Calabro explained: ‘Whereas programs used in academic research settings, such as MCML, primarily use text-based I/O, and are limited to simple geometries like rectangular blocks, LightTools has extensive options for complex geometries and user-friendly analysis tools, with no large text files to parse and analyse separately.’
What’s more, with integrated tools like optimisation and tolerancing, LightTools can properly account for the inherent variability of tissue-optical properties.
This combination of usability and versatility sets LightTools apart from other simulation and modelling tools for those working in the bio-optics field.
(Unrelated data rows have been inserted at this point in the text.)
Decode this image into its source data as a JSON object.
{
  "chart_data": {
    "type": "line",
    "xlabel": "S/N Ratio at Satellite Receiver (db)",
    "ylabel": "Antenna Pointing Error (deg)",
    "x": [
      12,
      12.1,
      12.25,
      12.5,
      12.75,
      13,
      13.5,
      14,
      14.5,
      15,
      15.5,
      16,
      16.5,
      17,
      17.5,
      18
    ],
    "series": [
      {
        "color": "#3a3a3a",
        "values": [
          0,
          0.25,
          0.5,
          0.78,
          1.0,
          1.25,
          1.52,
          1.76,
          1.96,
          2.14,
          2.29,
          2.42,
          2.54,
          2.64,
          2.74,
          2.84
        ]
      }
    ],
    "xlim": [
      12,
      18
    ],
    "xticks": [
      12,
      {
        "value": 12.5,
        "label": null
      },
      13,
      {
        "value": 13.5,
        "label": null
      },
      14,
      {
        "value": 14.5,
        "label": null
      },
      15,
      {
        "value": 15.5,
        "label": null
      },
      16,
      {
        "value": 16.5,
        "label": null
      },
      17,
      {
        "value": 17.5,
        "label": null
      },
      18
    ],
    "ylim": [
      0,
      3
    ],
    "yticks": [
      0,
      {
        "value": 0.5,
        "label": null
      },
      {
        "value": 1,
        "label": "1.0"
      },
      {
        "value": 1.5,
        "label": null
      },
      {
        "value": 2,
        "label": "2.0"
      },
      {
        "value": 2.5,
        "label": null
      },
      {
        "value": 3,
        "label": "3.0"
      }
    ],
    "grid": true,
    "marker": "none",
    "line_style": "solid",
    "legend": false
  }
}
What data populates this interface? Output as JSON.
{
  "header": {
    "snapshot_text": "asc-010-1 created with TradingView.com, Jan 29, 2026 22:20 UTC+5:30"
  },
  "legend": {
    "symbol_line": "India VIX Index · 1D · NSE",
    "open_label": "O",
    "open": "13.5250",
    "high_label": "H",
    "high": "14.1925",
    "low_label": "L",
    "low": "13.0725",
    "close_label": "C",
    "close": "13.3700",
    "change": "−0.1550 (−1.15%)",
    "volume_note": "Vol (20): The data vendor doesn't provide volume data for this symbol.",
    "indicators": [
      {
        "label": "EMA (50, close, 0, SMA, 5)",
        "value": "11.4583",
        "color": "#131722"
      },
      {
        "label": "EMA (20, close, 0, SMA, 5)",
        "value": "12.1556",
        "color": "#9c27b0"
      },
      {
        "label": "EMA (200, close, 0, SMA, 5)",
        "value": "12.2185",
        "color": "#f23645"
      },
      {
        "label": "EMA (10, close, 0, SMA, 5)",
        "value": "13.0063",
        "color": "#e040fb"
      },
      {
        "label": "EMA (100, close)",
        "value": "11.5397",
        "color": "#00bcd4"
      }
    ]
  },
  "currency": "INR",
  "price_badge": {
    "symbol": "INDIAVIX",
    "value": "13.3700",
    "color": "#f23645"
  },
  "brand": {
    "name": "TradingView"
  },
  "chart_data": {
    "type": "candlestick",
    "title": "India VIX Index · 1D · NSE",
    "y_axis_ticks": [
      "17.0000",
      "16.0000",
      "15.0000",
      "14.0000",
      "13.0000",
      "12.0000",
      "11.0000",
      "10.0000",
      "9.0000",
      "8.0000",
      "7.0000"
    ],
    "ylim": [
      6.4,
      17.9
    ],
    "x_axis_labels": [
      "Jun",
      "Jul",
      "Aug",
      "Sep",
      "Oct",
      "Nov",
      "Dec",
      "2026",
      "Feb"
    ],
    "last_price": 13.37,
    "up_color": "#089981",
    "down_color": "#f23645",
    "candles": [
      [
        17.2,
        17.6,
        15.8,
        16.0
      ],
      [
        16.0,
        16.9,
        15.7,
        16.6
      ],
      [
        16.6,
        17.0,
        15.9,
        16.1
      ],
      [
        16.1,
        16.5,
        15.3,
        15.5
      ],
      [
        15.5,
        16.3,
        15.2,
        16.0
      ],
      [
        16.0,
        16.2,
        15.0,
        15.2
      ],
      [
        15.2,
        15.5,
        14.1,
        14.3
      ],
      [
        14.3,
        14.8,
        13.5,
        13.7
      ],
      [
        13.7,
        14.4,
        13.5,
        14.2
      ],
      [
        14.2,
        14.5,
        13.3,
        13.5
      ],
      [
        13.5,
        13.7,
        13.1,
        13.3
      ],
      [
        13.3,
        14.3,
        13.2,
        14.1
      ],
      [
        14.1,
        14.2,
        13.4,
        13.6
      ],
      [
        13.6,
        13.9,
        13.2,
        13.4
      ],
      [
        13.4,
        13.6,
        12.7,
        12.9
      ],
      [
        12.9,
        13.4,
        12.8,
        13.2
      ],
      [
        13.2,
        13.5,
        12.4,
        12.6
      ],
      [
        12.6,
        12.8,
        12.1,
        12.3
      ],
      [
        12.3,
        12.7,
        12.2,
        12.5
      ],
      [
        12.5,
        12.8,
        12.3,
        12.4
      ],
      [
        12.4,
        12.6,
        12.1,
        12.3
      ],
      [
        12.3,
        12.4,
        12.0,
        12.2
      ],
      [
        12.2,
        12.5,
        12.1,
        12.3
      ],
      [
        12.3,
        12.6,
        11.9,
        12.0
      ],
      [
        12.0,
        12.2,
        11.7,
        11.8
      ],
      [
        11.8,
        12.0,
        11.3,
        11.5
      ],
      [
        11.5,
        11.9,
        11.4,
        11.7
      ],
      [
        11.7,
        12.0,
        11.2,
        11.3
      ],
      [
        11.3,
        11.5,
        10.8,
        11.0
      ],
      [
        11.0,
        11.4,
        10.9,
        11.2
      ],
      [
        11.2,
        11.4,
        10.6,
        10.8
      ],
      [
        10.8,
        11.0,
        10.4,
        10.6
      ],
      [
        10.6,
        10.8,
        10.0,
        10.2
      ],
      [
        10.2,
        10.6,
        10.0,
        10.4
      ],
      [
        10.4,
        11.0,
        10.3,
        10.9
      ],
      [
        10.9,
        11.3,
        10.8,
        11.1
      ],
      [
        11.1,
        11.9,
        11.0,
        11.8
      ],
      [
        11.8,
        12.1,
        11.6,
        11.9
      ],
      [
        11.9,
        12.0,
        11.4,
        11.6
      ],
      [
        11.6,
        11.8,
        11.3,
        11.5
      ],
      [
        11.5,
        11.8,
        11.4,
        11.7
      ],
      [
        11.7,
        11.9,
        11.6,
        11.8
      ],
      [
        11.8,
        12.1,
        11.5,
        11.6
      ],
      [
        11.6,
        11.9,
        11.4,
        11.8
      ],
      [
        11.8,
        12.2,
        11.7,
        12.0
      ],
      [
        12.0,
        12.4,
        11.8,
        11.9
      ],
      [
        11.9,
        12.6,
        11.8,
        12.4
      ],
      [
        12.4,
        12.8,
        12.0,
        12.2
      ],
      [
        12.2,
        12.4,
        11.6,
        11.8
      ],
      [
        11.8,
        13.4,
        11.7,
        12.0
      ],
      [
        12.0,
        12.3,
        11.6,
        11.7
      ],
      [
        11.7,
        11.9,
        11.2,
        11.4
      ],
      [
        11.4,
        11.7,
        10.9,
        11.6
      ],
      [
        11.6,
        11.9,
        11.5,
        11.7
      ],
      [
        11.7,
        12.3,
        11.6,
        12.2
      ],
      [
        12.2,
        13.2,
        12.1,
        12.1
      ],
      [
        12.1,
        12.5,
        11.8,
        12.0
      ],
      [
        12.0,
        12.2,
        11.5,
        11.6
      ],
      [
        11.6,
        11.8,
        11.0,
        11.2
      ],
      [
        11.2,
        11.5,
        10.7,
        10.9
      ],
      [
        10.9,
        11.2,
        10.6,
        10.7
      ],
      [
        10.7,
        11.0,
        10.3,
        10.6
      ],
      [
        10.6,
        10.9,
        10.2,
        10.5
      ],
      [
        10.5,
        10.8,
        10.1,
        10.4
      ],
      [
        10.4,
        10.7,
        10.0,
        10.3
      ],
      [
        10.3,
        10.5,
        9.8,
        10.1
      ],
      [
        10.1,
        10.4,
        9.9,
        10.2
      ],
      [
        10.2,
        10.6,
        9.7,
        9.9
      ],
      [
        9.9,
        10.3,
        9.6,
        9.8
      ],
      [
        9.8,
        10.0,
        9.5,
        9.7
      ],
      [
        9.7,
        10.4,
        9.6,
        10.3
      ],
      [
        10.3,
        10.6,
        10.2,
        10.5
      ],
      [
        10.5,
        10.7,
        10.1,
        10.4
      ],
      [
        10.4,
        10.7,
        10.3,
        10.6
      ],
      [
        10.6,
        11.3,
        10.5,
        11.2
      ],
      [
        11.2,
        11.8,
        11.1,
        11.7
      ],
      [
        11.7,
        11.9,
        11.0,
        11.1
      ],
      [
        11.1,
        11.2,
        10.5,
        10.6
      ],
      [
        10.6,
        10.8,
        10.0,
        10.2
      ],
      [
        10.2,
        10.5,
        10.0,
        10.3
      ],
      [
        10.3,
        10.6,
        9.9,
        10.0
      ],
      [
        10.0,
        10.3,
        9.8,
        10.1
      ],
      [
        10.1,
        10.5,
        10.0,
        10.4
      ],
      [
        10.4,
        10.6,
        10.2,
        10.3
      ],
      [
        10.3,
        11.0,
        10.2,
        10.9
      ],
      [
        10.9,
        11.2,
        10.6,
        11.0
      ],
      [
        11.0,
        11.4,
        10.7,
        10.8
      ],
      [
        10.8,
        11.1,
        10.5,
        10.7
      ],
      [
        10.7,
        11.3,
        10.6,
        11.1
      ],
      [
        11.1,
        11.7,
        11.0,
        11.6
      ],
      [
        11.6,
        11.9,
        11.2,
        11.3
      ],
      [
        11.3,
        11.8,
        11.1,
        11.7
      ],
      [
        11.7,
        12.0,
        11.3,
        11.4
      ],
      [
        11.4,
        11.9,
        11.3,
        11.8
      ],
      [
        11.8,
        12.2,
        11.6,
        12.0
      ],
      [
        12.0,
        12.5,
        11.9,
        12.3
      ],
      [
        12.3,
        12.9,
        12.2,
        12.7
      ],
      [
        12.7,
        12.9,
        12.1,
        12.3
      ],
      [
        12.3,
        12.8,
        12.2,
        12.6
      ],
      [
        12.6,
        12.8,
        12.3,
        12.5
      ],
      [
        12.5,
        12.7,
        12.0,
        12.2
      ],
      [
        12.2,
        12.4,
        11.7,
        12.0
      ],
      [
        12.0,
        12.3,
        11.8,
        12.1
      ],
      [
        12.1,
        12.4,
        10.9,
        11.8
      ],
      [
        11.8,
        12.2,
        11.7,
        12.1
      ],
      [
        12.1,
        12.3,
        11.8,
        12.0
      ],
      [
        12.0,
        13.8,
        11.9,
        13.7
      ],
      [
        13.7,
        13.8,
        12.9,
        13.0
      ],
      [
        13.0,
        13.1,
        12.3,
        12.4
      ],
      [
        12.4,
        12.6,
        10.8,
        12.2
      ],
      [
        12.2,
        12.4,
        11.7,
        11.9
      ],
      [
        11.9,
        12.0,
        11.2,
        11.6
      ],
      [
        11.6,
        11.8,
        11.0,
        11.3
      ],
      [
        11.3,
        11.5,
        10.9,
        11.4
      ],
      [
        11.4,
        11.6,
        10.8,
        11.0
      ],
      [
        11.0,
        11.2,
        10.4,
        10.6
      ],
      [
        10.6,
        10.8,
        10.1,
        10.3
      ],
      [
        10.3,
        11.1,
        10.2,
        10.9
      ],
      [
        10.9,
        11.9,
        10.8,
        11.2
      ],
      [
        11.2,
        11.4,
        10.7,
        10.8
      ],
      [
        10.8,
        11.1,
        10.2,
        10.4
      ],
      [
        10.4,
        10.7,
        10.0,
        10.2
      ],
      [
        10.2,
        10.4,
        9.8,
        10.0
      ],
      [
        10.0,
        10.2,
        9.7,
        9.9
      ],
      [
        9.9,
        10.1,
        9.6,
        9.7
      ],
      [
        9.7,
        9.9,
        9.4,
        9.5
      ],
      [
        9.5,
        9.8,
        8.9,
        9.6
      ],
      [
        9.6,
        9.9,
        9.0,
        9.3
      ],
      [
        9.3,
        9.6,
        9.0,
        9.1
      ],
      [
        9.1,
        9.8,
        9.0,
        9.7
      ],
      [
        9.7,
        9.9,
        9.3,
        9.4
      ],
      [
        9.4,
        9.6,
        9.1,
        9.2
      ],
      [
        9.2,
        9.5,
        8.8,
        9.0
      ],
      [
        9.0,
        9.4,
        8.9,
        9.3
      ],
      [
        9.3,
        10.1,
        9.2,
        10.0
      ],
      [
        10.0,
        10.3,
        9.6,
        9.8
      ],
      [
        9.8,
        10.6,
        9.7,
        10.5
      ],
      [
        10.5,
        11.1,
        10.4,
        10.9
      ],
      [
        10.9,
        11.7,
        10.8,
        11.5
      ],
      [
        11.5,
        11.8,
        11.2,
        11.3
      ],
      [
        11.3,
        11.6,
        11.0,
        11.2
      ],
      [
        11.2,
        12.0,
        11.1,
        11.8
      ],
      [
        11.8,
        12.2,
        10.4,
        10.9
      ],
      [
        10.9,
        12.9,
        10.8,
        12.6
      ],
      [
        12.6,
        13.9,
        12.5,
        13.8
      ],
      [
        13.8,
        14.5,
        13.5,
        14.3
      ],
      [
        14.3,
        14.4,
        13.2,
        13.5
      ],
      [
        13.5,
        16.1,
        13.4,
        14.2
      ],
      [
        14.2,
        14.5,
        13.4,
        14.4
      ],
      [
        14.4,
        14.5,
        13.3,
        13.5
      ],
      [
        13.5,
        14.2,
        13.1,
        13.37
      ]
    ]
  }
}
In a new technical paper, Synopsys presents the most up-to-date compilation of research and data available in the literature regarding the optical properties of human tissue. It provides the optical, biological and measurement details required when modelling human tissue in LightTools. It also describes how this information has been incorporated into a new Human Tissue Utility. Click here to view the White Paper.
‘While modelling of biological tissue has made tremendous advances in the past few decades, it continues to be a work in progress with many unknowns still to explore. It is our hope that tools such as the tissue material utility in LightTools help make tissue modelling more accessible to those who are not biomedical optics experts. As the field continues to grow, and research data is added to the literature, it is our intention to regularly update and incorporate new data into the utility,’ Calabro concluded.